Folha de S. Paulo


Governo de São Paulo cancelou contrato para forçar propina, diz delator

O dirigente de uma cooperativa investigada em um esquema de fraude em merenda escolar em São Paulo afirmou ao Ministério Público que a Secretaria da Educação do governo Geraldo Alckmin (PSDB) cancelou um contrato com a entidade para pressioná-lo a pagar propina.

Segundo Cássio Chebabi, ex-presidente da Coaf (Cooperativa Orgânica Agrícola Familiar) que fechou acordo de delação, a entidade venceu em 2013 uma chamada pública –sem licitação, como autoriza a lei em caso de agricultura familiar– para fornecer cerca de R$ 8 milhões em suco de laranja para merenda da rede estadual.

Após o início da produção da encomenda, a maior que a Coaf tinha, o governo cancelou o contrato, trazendo prejuízos à cooperativa, que precisou gastar para congelar a matéria-prima.

Foi quando, de acordo com o delator, um dos operadores do esquema, Marcel Ferreira Julio, disse ser ligado ao deputado Fernando Capez (PSDB), hoje presidente da Assembleia Legislativa, e ter poder de destravar o contrato. Era necessário fazer um "acordo" e pagar um percentual, o que Chebabi aceitou. O depoimento foi prestado no último dia 21 em Bebedouro (SP), onde fica a Coaf.

Conforme a Folha apurou, a versão é considerada factível pelo Ministério Público e está sob investigação. Em razão da menção a políticos com foro privilegiado, como Capez, a apuração sobre envolvimento de órgãos estaduais será feita pela Procuradoria-Geral de Justiça.

A Secretaria da Educação confirmou à reportagem que cancelou a chamada pública em setembro de 2013 e que fez uma nova no ano seguinte, vencida novamente pela Coaf (R$ 8,5 milhões) junto com a Coagrosol (R$ 3,6 milhões) –cooperativa que já era fornecedora do Estado. Sem explicar motivos do cancelamento da primeira chamada, a pasta disse que o segundo contrato foi mais vantajoso.

O esquema na merenda, que tem no centro a Coaf, foi desmontado na semana passada pela Operação Alba Branca.

Apontado como o lobista ligado aos contratos com o governo Alckmin, Marcel é filho do ex-deputado Leonel Julio. Ele ainda não se apresentou à Justiça.

O depoimento do ex-presidente da Coaf prosseguiu relatando que Marcel lhe contou que a antiga empresa fornecedora da Educação, a Citricardilli, havia pagado R$ 100 mil para o então secretário da pasta, Herman Voorwald, para ele não assinar o contrato com a Coaf e abrir uma nova chamada pública.

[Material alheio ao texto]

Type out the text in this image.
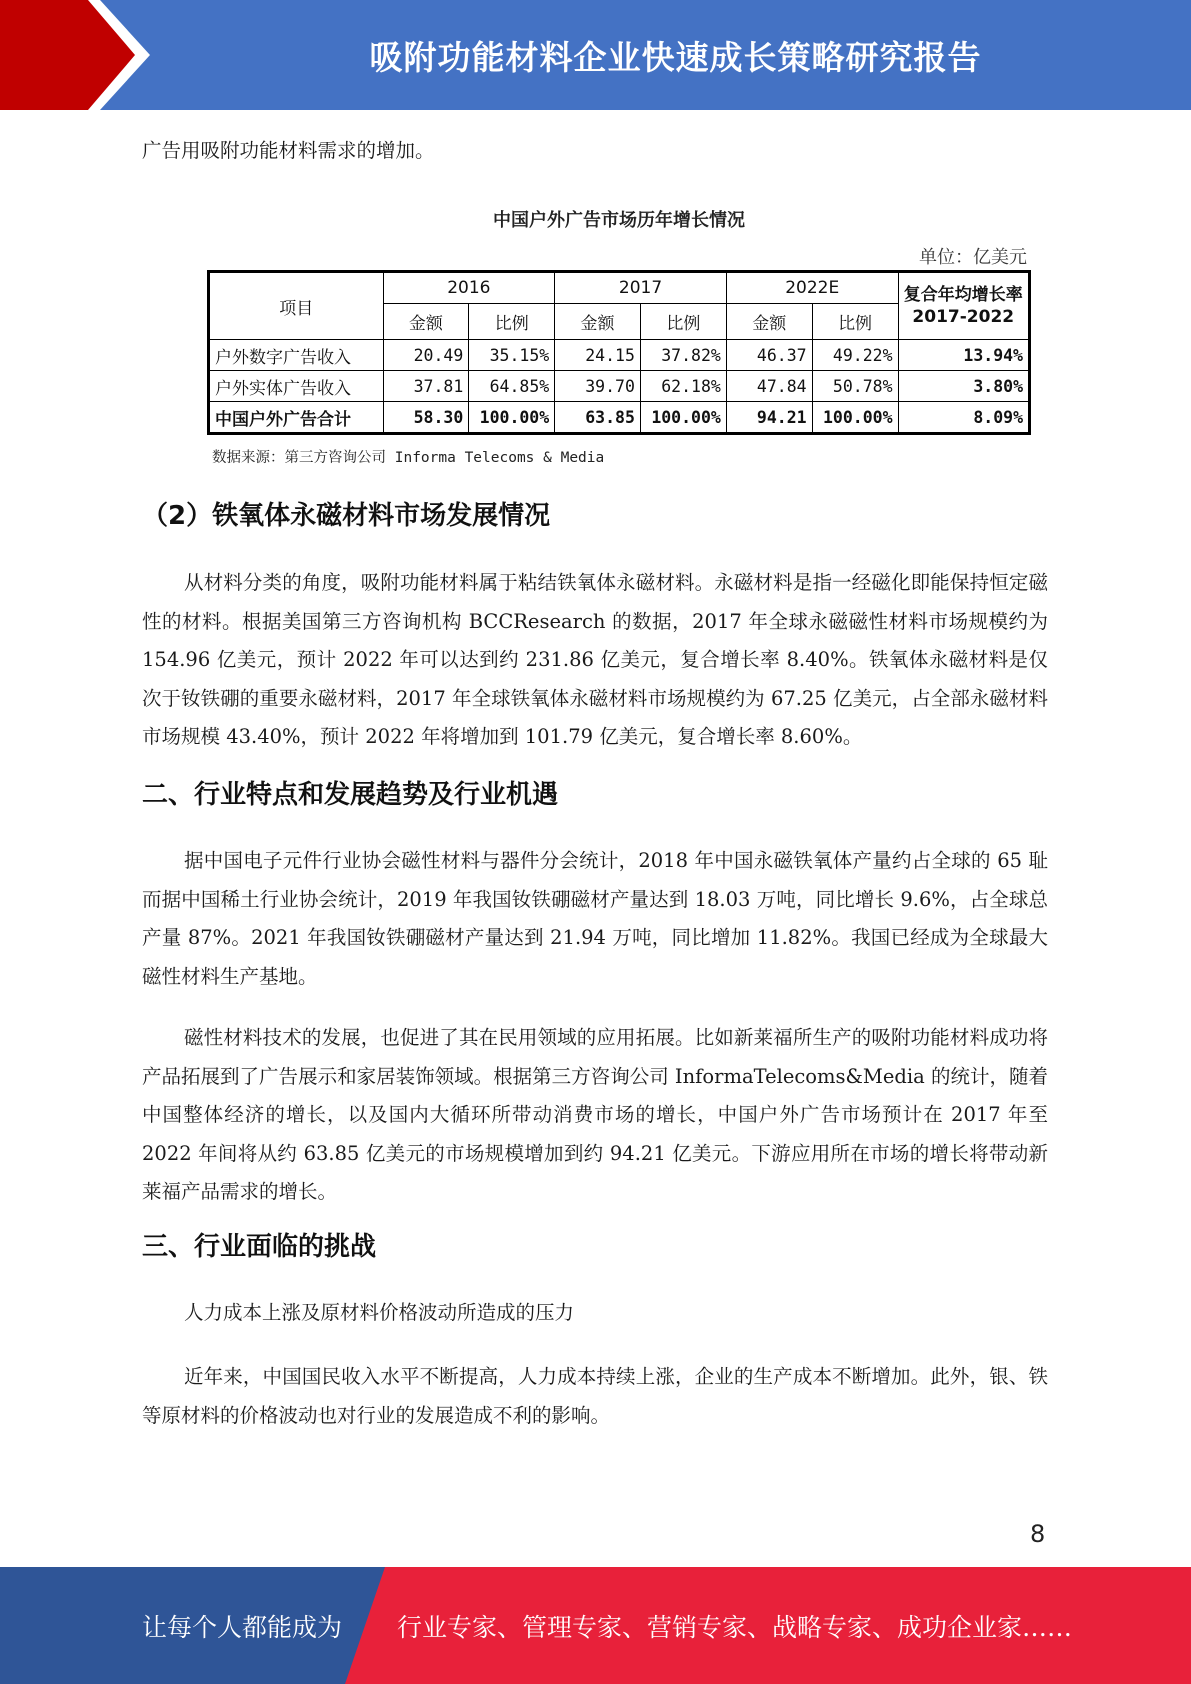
吸附功能材料企业快速成长策略研究报告

广告用吸附功能材料需求的增加。

中国户外广告市场历年增长情况
单位：亿美元
项目	2016		2017		2022E		复合年均增长率 2017-2022
	金额	比例	金额	比例	金额	比例	
户外数字广告收入	20.49	35.15%	24.15	37.82%	46.37	49.22%	13.94%
户外实体广告收入	37.81	64.85%	39.70	62.18%	47.84	50.78%	3.80%
中国户外广告合计	58.30	100.00%	63.85	100.00%	94.21	100.00%	8.09%
数据来源：第三方咨询公司 Informa Telecoms & Media
（2）铁氧体永磁材料市场发展情况

从材料分类的角度，吸附功能材料属于粘结铁氧体永磁材料。永磁材料是指一经磁化即能保持恒定磁性的材料。根据美国第三方咨询机构 BCCResearch 的数据，2017 年全球永磁磁性材料市场规模约为 154.96 亿美元，预计 2022 年可以达到约 231.86 亿美元，复合增长率 8.40%。铁氧体永磁材料是仅次于钕铁硼的重要永磁材料，2017 年全球铁氧体永磁材料市场规模约为 67.25 亿美元，占全部永磁材料市场规模 43.40%，预计 2022 年将增加到 101.79 亿美元，复合增长率 8.60%。

二、行业特点和发展趋势及行业机遇

据中国电子元件行业协会磁性材料与器件分会统计，2018 年中国永磁铁氧体产量约占全球的 65 耻而据中国稀土行业协会统计，2019 年我国钕铁硼磁材产量达到 18.03 万吨，同比增长 9.6%，占全球总产量 87%。2021 年我国钕铁硼磁材产量达到 21.94 万吨，同比增加 11.82%。我国已经成为全球最大磁性材料生产基地。

磁性材料技术的发展，也促进了其在民用领域的应用拓展。比如新莱福所生产的吸附功能材料成功将产品拓展到了广告展示和家居装饰领域。根据第三方咨询公司 InformaTelecoms&Media 的统计，随着中国整体经济的增长，以及国内大循环所带动消费市场的增长，中国户外广告市场预计在 2017 年至 2022 年间将从约 63.85 亿美元的市场规模增加到约 94.21 亿美元。下游应用所在市场的增长将带动新莱福产品需求的增长。

三、行业面临的挑战

人力成本上涨及原材料价格波动所造成的压力

近年来，中国国民收入水平不断提高，人力成本持续上涨，企业的生产成本不断增加。此外，银、铁等原材料的价格波动也对行业的发展造成不利的影响。

8
让每个人都能成为 行业专家、管理专家、营销专家、战略专家、成功企业家……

Outro investigado, o vendedor da Coaf Carlos Luciano Lopes, disse em depoimento que Capez pediu à Educação para abrir nova chamada e advertiu Voorwald para que a Coaf a vencesse.

O funcionário da cooperativa disse que, nesse contrato, foram pagos 10% de comissão, repassados a Marcel.

O promotor Leonardo Romanelli, do Gaeco de Ribeirão Preto, que atua na região de Bebedouro, criticou a divulgação dos nomes de deputados citados por investigados e disse que essa parte da apuração começará na próxima semana na Procuradoria-Geral de Justiça, em São Paulo.

OUTRO LADO

A Secretaria da Educação do Estado de São Paulo afirmou, em nota, que o contrato advindo da segunda chamada pública foi mais vantajoso que o da primeira. Questionada, não explicou o motivo técnico do cancelamento.

"A [segunda] chamada registrou redução no preço de 8,3% no valor para unidades de suco de laranja de 200 ml –saindo de R$ 1,56 para R$ 1,43– e de 1,61% nas unidades de 1 litro, saindo de R$ 6,20 para R$6,10", disse a secretaria.

"A Pasta segue a legislação do Programa Nacional de Alimentação Escolar (PNAE) criado pelo governo federal, que institui a inserção, na alimentação escolar, de 30% de alimentos cultivados e produzidos por meio da agricultura familiar e se mantém à disposição da Polícia Civil e do Ministério Público no que for necessário para dar sequencia às investigações."

A Folha não localizou Herman Voorwald ou Marcel Julio. Fernando Capez negou envolvimento no esquema.